No Smoking — Anywhere!
A high percentage of employers have workplace smoking policies. Most of these policies say that employees can’t smoke in the workplace, on the premises, in company vehicles or can smoke only in restricted areas. So, in the winter, it’s not uncommon to see a dwindling number of smokers huddled outside an office building trying to stay warm while satisfying a much-scorned addiction. Indeed, smokers are the lepers of the 21st century.
A Tennessee hospital has recently adopted a policy under which it will no longer hire smokers. If smokers are already working for the hospital, they won’t be affected by the policy. This isn’t the first employer to have such a policy. The legalities of this kind of policy are uncertain, at least in some states. The possible problem, to use the parlance of old time labor law, is that an employer is trying to control an employee’s off-duty conduct – something an employer can’t traditionally do, as long as the conduct is legal. Smoking may be despised, but it’s not illegal.
The issue is particularly interesting in Tennessee because of Tennessee Code Annotated, Section 50-1-304, which reads in part as follows: “No employee shall be discharged or terminated solely for participating or engaging in the use of an agricultural product not regulated by the alcoholic beverage commission that is not otherwise proscribed by law, if the employee participates or engages in the use in a manner that complies with all applicable employer policies regarding the use during times at which the employee is working.”
So, an employer can have workplace policies restricting or even banning smoking at work, but an employee can’t be fired for using an “agricultural product” away from the workplace. Though smoking or tobacco isn’t mentioned, the statute was clearly enacted at the behest of the tobacco lobby in Tennessee, a state which still has its share of tobacco farmers.
While in existence for a long time, there isn’t, as far as I know, any case interpreting this statute. When I’ve been asked whether this statute would prohibit an employer from refusing to hire smokers, I’ve said that, in my opinion, it doesn’t, because of the statute’s wording. It speaks in terms of discharge or termination but says nothing about hiring. Reading the statute narrowly, therefore, it seems to me that while an employer can’t fire someone who smokes, it can refuse to hire someone who smokes.

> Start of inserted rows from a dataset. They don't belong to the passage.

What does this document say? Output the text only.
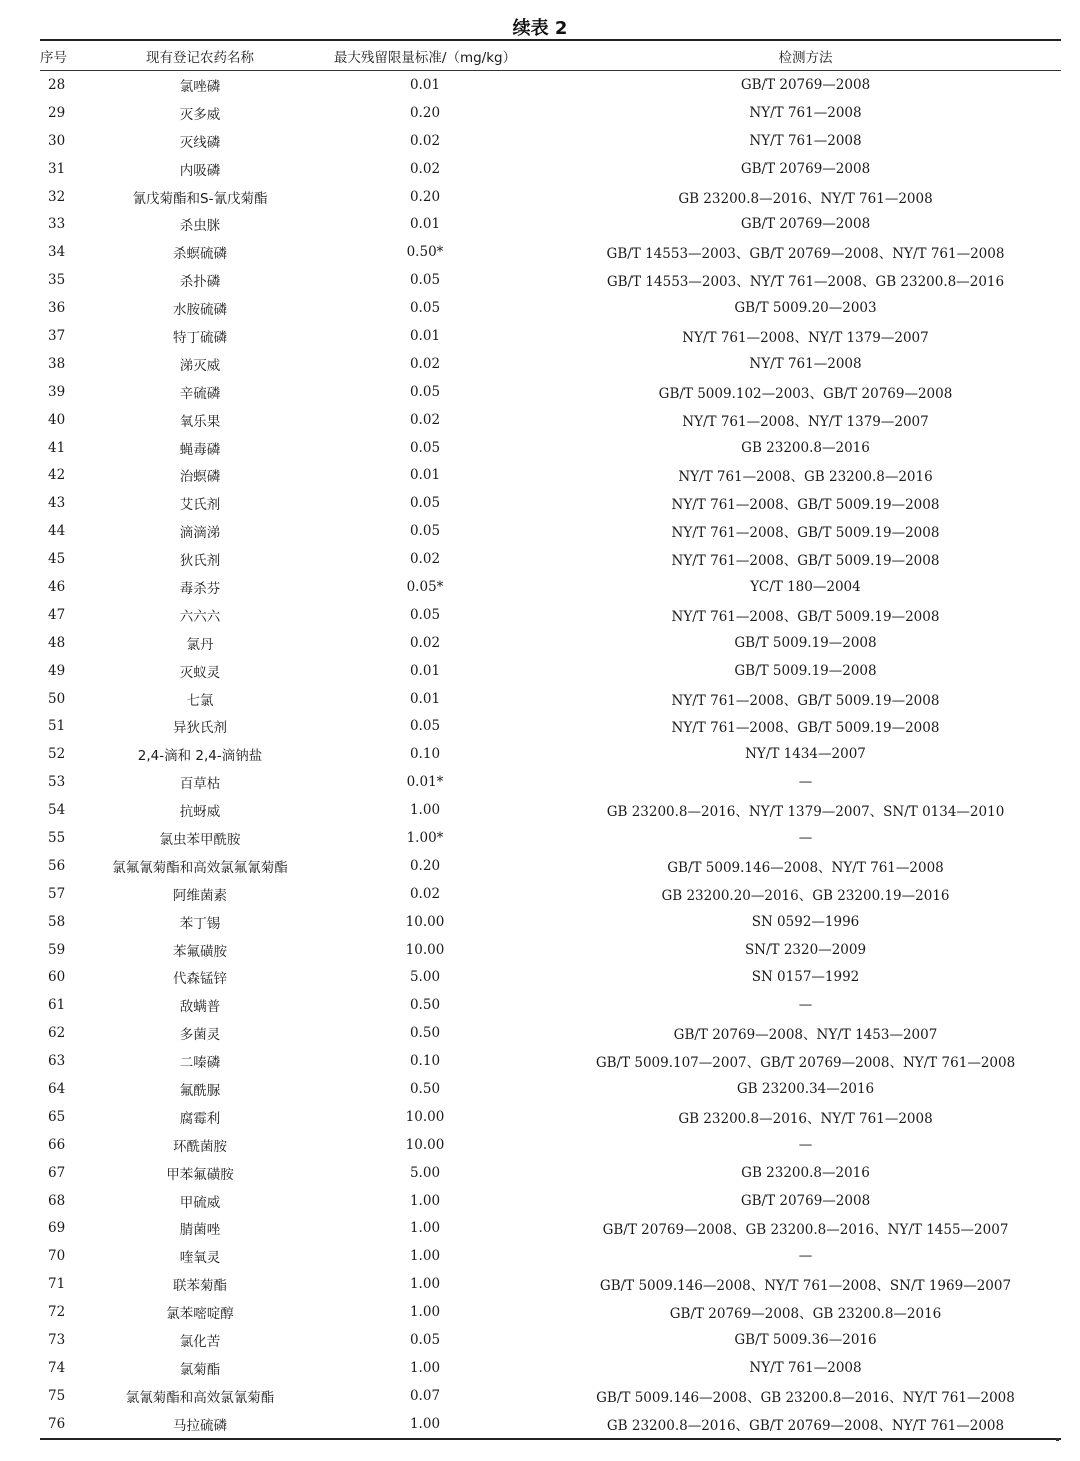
续表 2
序号	现有登记农药名称	最大残留限量标准/（mg/kg）	检测方法
28	氯唑磷	0.01	GB/T 20769—2008
29	灭多威	0.20	NY/T 761—2008
30	灭线磷	0.02	NY/T 761—2008
31	内吸磷	0.02	GB/T 20769—2008
32	氰戊菊酯和S-氰戊菊酯	0.20	GB 23200.8—2016、NY/T 761—2008
33	杀虫脒	0.01	GB/T 20769—2008
34	杀螟硫磷	0.50*	GB/T 14553—2003、GB/T 20769—2008、NY/T 761—2008
35	杀扑磷	0.05	GB/T 14553—2003、NY/T 761—2008、GB 23200.8—2016
36	水胺硫磷	0.05	GB/T 5009.20—2003
37	特丁硫磷	0.01	NY/T 761—2008、NY/T 1379—2007
38	涕灭威	0.02	NY/T 761—2008
39	辛硫磷	0.05	GB/T 5009.102—2003、GB/T 20769—2008
40	氧乐果	0.02	NY/T 761—2008、NY/T 1379—2007
41	蝇毒磷	0.05	GB 23200.8—2016
42	治螟磷	0.01	NY/T 761—2008、GB 23200.8—2016
43	艾氏剂	0.05	NY/T 761—2008、GB/T 5009.19—2008
44	滴滴涕	0.05	NY/T 761—2008、GB/T 5009.19—2008
45	狄氏剂	0.02	NY/T 761—2008、GB/T 5009.19—2008
46	毒杀芬	0.05*	YC/T 180—2004
47	六六六	0.05	NY/T 761—2008、GB/T 5009.19—2008
48	氯丹	0.02	GB/T 5009.19—2008
49	灭蚁灵	0.01	GB/T 5009.19—2008
50	七氯	0.01	NY/T 761—2008、GB/T 5009.19—2008
51	异狄氏剂	0.05	NY/T 761—2008、GB/T 5009.19—2008
52	2,4-滴和 2,4-滴钠盐	0.10	NY/T 1434—2007
53	百草枯	0.01*	—
54	抗蚜威	1.00	GB 23200.8—2016、NY/T 1379—2007、SN/T 0134—2010
55	氯虫苯甲酰胺	1.00*	—
56	氯氟氰菊酯和高效氯氟氰菊酯	0.20	GB/T 5009.146—2008、NY/T 761—2008
57	阿维菌素	0.02	GB 23200.20—2016、GB 23200.19—2016
58	苯丁锡	10.00	SN 0592—1996
59	苯氟磺胺	10.00	SN/T 2320—2009
60	代森锰锌	5.00	SN 0157—1992
61	敌螨普	0.50	—
62	多菌灵	0.50	GB/T 20769—2008、NY/T 1453—2007
63	二嗪磷	0.10	GB/T 5009.107—2007、GB/T 20769—2008、NY/T 761—2008
64	氟酰脲	0.50	GB 23200.34—2016
65	腐霉利	10.00	GB 23200.8—2016、NY/T 761—2008
66	环酰菌胺	10.00	—
67	甲苯氟磺胺	5.00	GB 23200.8—2016
68	甲硫威	1.00	GB/T 20769—2008
69	腈菌唑	1.00	GB/T 20769—2008、GB 23200.8—2016、NY/T 1455—2007
70	喹氧灵	1.00	—
71	联苯菊酯	1.00	GB/T 5009.146—2008、NY/T 761—2008、SN/T 1969—2007
72	氯苯嘧啶醇	1.00	GB/T 20769—2008、GB 23200.8—2016
73	氯化苦	0.05	GB/T 5009.36—2016
74	氯菊酯	1.00	NY/T 761—2008
75	氯氰菊酯和高效氯氰菊酯	0.07	GB/T 5009.146—2008、GB 23200.8—2016、NY/T 761—2008
76	马拉硫磷	1.00	GB 23200.8—2016、GB/T 20769—2008、NY/T 761—2008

This subject often sets off a firestorm of debate. Some view this as strictly a personal matter — particularly when talking about what an employee does away from work. Others feel just as strongly that an employer, especially a health care provider, should be able to do all that it can to restrict an activity that’s so clearly deleterious to one’s health.
Unless health care reform passes and it contains something on this subject, there is no federal law that controls an employer’s workplace smoking policy. State laws, to the extent there are any, would control.
Is smoking completely down and out as far as the workplace is concerned? Time will tell.